Have you ever heard of it? I have read it about 20 years ago and like it but read it more for the romance than the history and in Dutch.
As the JeanMAuel site says:
The story of Ayla begins when, as a 5-year-old orphan, she is adopted by the Clan, a group of Neanderthals. Initially she inspires surprise, then wariness and finally acceptance by the Clan. She is cared for by its medicine woman, Iza, and its wise holy man, Creb. But she makes an implacable enemy of the group's future leader, Broud. He will do all he can to destroy her - but Ayla is a survivor.Reading it was a totally different experience 20 years later, because of a more experienced view on the world in general I suppose and maybe also because there is nothing better than reading a book in its own language.
It is fascinating to read how people in that day and age were supposed to have lived. But it taught me something very deep really... and of course, unsurprisingly, about food!
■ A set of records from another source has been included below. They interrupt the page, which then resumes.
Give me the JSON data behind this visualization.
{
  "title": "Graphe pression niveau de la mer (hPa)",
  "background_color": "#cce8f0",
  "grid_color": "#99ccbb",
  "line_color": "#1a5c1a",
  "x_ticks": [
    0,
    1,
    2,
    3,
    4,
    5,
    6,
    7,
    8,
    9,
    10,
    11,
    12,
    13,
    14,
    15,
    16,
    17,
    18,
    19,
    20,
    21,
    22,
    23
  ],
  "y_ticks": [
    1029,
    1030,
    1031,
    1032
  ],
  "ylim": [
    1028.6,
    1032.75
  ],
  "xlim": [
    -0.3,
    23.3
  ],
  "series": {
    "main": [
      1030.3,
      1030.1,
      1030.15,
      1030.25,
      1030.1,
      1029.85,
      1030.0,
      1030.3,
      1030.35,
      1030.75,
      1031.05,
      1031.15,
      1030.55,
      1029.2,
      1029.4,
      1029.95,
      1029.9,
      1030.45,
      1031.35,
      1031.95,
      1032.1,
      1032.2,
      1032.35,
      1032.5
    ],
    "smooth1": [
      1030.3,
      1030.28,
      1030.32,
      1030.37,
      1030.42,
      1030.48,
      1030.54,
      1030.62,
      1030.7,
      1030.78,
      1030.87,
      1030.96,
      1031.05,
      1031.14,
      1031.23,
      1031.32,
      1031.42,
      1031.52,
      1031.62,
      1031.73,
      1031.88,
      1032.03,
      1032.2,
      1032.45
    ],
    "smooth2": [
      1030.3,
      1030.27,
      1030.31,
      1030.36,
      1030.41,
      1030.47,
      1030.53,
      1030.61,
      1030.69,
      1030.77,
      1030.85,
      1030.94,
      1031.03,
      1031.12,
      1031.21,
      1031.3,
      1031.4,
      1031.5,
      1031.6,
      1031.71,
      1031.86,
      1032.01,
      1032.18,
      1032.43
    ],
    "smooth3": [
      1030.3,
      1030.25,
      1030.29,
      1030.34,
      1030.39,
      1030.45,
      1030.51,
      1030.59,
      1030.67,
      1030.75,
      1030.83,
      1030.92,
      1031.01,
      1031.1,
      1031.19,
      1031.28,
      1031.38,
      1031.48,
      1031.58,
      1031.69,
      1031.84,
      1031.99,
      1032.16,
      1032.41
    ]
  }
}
Ages and ages ago when 'we' lived in caves there was no Tesco with abundance of anything processed. Not that I think those cave people were necessarily healthier than we are, I think the average age of death must have been around 30 :) (am guessing here though)
Anyway what I noticed in the description of how the clan lived was that grains, fruit and vegetables were always readily available, every now and then someone would kill a little animal like a rabbit (and never meat eaters) and once or twice a year the men would go on a hunt to kill 1 animal which would then tie a clan over for an entire winter by drying the meat and putting it in the ground.
Makes you realise WHY big amounts of red meat every day is not something our bodies are necessarily built for, the clan only ate little bits of dried meat which they then also chewed on for ages, no way you can eat a big amount of it. Also I understand better the constant call for fruit and vegetables. It has made me even more convinced that the way forward for me is to stay as low in the foodchain as possible.
Like.. if you think through how many processes that salmon and broccoli (quite tasteless too) quiche I had yesterday had to go through before being taken out of our freezer it is scary really. How many hands that must have gone through (which is even more scary better not think about that too much!)
So.. once we have eaten the fridge empty of rubbish (coz we can't waste it, there ARE limits ;)) I vow to only make my own quiche :-)
Reading the next book of the 'Earth Children' now though, Valley of the horses, so glad I live now and have a nice filled up Tesco available!